As Philadelphia city officials grapple with a massive budget shortfall in the city school system, one City Councilman wants to sue the state government, but Mayor Nutter seems inclined to raise taxes.
The hectic struggle to cope with a school funding problem is anything but new.
Order a drink at a Philadelphia restaurant, and you pay an extra ten percent for the city schools, one of many taxes and subsides enacting over the years in times of funding crisis.The school system is the city’s perpetually hungry child. Some regard it as a profligate spender, others a victim of neglect. But it’s very hungry this year.
The district says it faces a $629 million shortfall for the coming budget year, and school superintendent Arlene Ackerman wants the city to provide up to a hundred ten million dollars. Without that, she warns, she might have to eliminate all day kindergarten, school transportation, and other programs.
Speaking to a receptive crowd at a church rally in West Philadelphia Thursday, Ackerman said they need to prod their elected leaders to act quickly.
“It is time now for our politicians, our City Council, for Harrisburg, to stand up for our children,” she said, “and if they’re weak, we’re going to have to help them up, that’s what’s gong to have to happen.”Nutter wants to help, but hasn’t uttered the T-word – taxes – in part because he and council have already raised sales and property taxes to cope with the city’s financial problems.But it’s clear enough from signals he’s sent that Nutter thinks a tax hike will be needed. Six Council members are leaving at the end of this year, and they wouldn’t pay a political price for voting to raise taxes. But there’s little sign they’re ready to do that.

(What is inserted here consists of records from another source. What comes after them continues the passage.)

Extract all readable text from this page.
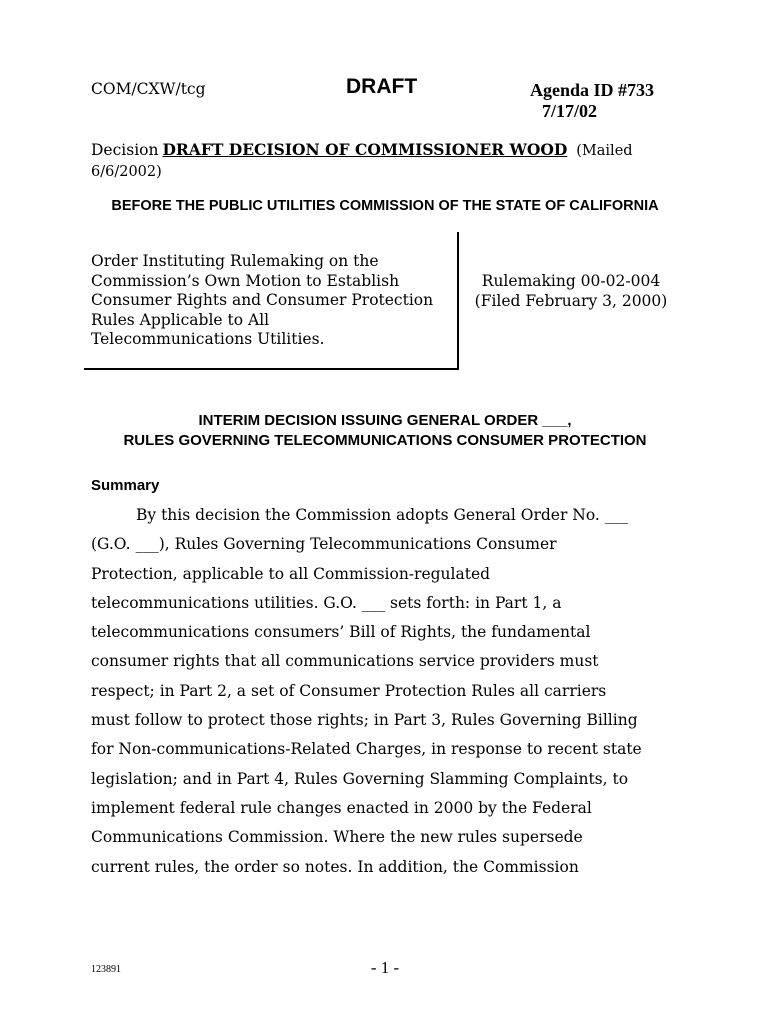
COM/CXW/tcg	DRAFT	Agenda ID #733
7/17/02
Decision DRAFT DECISION OF COMMISSIONER WOOD (Mailed 6/6/2002)
BEFORE THE PUBLIC UTILITIES COMMISSION OF THE STATE OF CALIFORNIA
Order Instituting Rulemaking on the
Commission’s Own Motion to Establish
Consumer Rights and Consumer Protection
Rules Applicable to All
Telecommunications Utilities.
Rulemaking 00-02-004
(Filed February 3, 2000)
INTERIM DECISION ISSUING GENERAL ORDER ___,
RULES GOVERNING TELECOMMUNICATIONS CONSUMER PROTECTION
Summary
By this decision the Commission adopts General Order No. ___
(G.O. ___), Rules Governing Telecommunications Consumer
Protection, applicable to all Commission-regulated
telecommunications utilities. G.O. ___ sets forth: in Part 1, a
telecommunications consumers’ Bill of Rights, the fundamental
consumer rights that all communications service providers must
respect; in Part 2, a set of Consumer Protection Rules all carriers
must follow to protect those rights; in Part 3, Rules Governing Billing
for Non-communications-Related Charges, in response to recent state
legislation; and in Part 4, Rules Governing Slamming Complaints, to
implement federal rule changes enacted in 2000 by the Federal
Communications Commission. Where the new rules supersede
current rules, the order so notes. In addition, the Commission
123891	- 1 -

“I don’t want to leave this Council and be part of the team that raised taxes,” said Republican Councilman Frank Rizzo yesterday. “I want to be remembered as a person who tried to do everything humanly possible to avoid a tax increase.”It’s an opinion widely shared in Council. Members complain about school leaders’ priorities, and their ritual threats to cut critical programs. One likely reason Nutter hasn’t publicly asked for a tax hike is that his past revenue-raising ideas, like soda taxes and trash fees were rejected by Council. So he’d like to see them take the initiative.Instead, Councilman Darrell Clarke has taken a page from New Jersey, where the State Supreme Court just ordered Governor Chris Christie to add an extra 500 million dollars in school funding. Clark wants to sue the state of Pennsylvania on the grounds it is under-funding poor school districts. “It’s clear and it’s been documented on numerous occasions, it’s just that we’ve not gone the next level beyond just simply complaining about it,” Clarke said, “and I think it’s time for us to do something about it.”A lawsuit would take years, and it’s been tried before. A Philadelphia suit in the late 90s’s never secured the funding it sought.

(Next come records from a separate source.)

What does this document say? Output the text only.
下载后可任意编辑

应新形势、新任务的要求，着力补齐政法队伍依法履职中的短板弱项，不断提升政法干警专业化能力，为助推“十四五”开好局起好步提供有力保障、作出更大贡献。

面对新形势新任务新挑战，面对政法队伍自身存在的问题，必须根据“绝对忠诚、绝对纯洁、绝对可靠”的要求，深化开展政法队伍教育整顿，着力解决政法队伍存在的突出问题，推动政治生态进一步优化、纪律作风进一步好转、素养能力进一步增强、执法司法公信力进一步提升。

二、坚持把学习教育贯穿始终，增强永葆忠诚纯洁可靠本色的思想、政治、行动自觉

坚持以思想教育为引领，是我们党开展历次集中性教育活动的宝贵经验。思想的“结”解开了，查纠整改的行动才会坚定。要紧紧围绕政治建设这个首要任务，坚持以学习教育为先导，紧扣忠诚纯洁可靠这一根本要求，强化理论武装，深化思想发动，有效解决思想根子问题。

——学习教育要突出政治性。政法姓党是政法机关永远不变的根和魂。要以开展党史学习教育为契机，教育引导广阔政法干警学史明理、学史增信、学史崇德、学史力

Philadelphia legislators hoping for more state funds believe they won’t get them unless the city steps up with some fresh cash.

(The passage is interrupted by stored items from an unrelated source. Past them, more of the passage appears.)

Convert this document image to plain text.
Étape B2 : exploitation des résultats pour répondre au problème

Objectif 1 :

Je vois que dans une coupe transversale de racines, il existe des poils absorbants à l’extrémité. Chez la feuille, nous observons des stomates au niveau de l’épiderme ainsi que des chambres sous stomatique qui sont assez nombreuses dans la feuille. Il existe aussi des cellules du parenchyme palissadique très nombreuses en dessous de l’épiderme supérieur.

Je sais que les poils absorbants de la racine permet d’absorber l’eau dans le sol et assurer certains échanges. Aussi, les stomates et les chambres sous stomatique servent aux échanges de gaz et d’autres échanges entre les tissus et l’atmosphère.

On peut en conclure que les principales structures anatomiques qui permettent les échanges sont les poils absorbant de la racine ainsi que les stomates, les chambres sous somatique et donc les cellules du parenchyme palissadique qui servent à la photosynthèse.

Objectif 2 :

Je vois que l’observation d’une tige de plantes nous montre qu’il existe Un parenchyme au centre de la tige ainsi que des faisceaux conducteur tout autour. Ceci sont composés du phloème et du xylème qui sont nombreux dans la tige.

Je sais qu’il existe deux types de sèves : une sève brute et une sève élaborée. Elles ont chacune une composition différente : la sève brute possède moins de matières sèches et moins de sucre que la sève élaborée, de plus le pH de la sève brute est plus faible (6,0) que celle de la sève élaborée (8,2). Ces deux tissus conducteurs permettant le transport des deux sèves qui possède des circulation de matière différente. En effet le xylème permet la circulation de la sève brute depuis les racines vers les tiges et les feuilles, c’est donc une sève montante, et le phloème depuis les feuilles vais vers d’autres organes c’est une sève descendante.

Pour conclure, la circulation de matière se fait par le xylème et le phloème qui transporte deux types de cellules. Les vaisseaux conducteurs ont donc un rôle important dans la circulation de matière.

Speaking at the west Philadelphia church rally, Nutter challenged Council members to act.”You’re either going to fund this school system or you’re not, but you’re not just gonna keep talking about it and not do anything about it!” he shouted. “It doesn’t work that way. Don’t stand for that, don’t take that – from anybody!”Speaking afterward, Nutter said he and council have to figure out a course of action over the next two weeks.